Freedom Annex now has a curriculum that many college black-studies departments would envy. Twelve salaried and accredited teachers offer 85 students courses in black history, Swahili, black literature, black art and drama and community organization. Students spend half their day at Eastern High in the study of math and the sciences, half at the Annex. Though the Annex gives no grades, just pass-fail ratings, the high school gives full credit for Annex classes, and Eastern's Principal William Saunders backs the student-run school enthusiastically. He is particularly impressed by the lack of disciplinary problems. "If all the students at Eastern High School brought me the kind of problems the students at the Annex do," says Saunders, "my job would be a breeze and a source of continual challenge and excitement."
Risk of Excess Success. Despite the emphasis on black studies and black pride, no anti-white hostility is discernible. By their own efforts, the students have rejected the lethargy and alienation inherent in their ghetto lives, and they take a positive view of the future. They plan to keep Freedom Annex improving and growing.

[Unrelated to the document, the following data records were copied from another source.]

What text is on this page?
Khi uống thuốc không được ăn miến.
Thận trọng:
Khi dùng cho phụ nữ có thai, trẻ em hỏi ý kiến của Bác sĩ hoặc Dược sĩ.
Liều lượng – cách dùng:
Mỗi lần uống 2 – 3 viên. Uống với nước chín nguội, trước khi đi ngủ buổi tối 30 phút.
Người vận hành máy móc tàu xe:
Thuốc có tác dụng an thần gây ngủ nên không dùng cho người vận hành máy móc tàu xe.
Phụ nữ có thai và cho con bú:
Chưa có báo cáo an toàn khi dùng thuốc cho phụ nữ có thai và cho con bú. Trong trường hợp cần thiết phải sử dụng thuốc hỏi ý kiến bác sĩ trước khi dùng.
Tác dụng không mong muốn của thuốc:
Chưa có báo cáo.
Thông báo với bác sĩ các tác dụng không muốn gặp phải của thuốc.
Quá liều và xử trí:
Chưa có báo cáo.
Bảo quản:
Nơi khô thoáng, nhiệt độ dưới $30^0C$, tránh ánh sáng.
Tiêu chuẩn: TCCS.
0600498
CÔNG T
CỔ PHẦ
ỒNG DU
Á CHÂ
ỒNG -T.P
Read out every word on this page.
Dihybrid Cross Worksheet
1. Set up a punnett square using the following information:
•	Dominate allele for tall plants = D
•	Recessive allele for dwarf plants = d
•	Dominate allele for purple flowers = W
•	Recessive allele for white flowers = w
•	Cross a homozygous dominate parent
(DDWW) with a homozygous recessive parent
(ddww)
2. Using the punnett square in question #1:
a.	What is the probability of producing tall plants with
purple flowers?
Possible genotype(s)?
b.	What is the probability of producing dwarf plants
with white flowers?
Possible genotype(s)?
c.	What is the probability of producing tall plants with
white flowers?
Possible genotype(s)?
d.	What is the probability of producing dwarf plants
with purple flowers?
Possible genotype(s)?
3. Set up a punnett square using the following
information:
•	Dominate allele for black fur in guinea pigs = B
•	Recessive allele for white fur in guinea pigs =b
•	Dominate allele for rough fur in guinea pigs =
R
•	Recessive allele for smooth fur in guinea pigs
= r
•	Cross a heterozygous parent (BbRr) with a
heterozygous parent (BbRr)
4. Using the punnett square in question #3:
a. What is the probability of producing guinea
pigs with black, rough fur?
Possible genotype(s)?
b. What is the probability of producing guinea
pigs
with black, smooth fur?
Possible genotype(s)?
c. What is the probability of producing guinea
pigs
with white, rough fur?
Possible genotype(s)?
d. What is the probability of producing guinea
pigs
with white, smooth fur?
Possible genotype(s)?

Already, four dropouts from Eastern, encouraged by the Annex's freedom, have returned to classes and are doing well.
The trouble is, despite donations and grants, the Annex does not have enough money to operate for the entire year. The students plan to hold a fashion show and put on a play to raise funds, but even if they succeed their school will still be in danger. There is a possibility that Washington will adopt the Annex program for its entire school system. The Strivers would like to see the idea spread, but they know that a large part of the Annex's appeal is that it is voluntary. Massive adoption, they fear, might well kill the spirit that makes Freedom Annex ring.